Pull up a flight tracker for a New York-Tokyo route. The plane heads northwest over Canada, brushes near the Aleutian Islands, and turns south toward Japan. On a flat map projection it looks like a 1,500-mile detour. On a globe it is the most direct path possible.

The shortest distance between two points on a sphere lies along a great circle — a circle whose plane passes through the center of the sphere. Earth's equator is a great circle. Every line of longitude is half of one. Lines of latitude, except for the equator, are not. A great circle between two cities at the same latitude usually arcs north (in the Northern Hemisphere) toward the pole rather than running flat along the parallel.

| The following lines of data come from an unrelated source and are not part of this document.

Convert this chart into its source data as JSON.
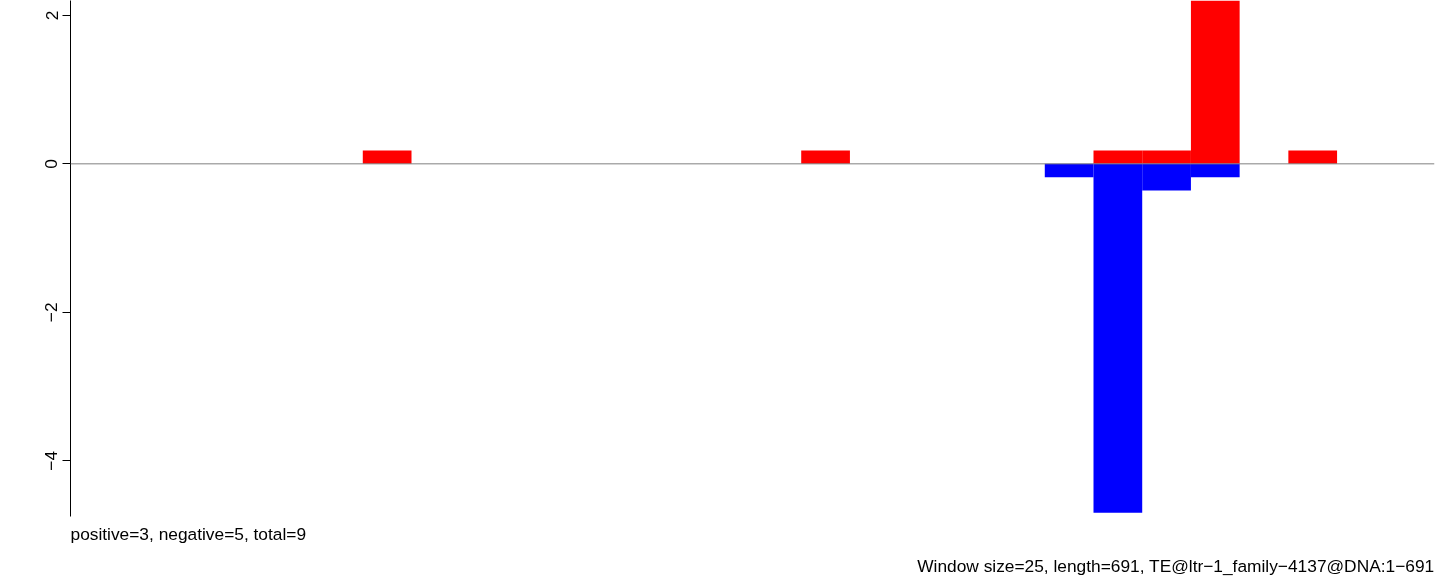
{
  "chart_data": {
    "type": "bar",
    "categories": [
      null,
      null,
      null,
      null,
      null,
      null,
      null,
      null,
      null,
      null,
      null,
      null,
      null,
      null,
      null,
      null,
      null,
      null,
      null,
      null,
      null,
      null,
      null,
      null,
      null,
      null,
      null,
      null
    ],
    "series": [
      {
        "color": "#ff0000",
        "values": [
          null,
          null,
          null,
          null,
          null,
          null,
          0.18,
          null,
          null,
          null,
          null,
          null,
          null,
          null,
          null,
          0.18,
          null,
          null,
          null,
          null,
          null,
          0.18,
          0.18,
          2.2,
          null,
          0.18,
          null,
          null
        ]
      },
      {
        "color": "#0000ff",
        "values": [
          null,
          null,
          null,
          null,
          null,
          null,
          null,
          null,
          null,
          null,
          null,
          null,
          null,
          null,
          null,
          null,
          null,
          null,
          null,
          null,
          -0.18,
          -4.7,
          -0.36,
          -0.18,
          null,
          null,
          null,
          null
        ]
      }
    ],
    "ylim": [
      -4.75,
      2.2
    ],
    "yticks": [
      -4,
      -2,
      0,
      2
    ],
    "grid": false,
    "tick_labels": "y",
    "ref_lines": [
      {
        "axis": "y",
        "value": 0,
        "color": "#808080"
      }
    ],
    "annotations": [
      "positive=3, negative=5, total=9",
      "Window size=25, length=691, TE@ltr−1_family−4137@DNA:1−691"
    ]
  }
}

The distortion is built into flat maps. The Mercator projection, designed in 1569 by Gerardus Mercator for marine navigation, preserves angles and bearings — useful for plotting a constant-heading course — at the cost of badly distorting distances and area. Greenland looks larger than Africa; it is actually about one-fourteenth the size. Routes that look curved on Mercator are usually the straight ones in three dimensions.

Long-distance ships and planes have used great-circle routing since the 19th century, when it became practical to compute the bearing changes needed along the way. Modern flight management systems do the math continuously, adjusting heading every few miles. The route looks like a detour because the map is the lie. The world is round, and the planes know it.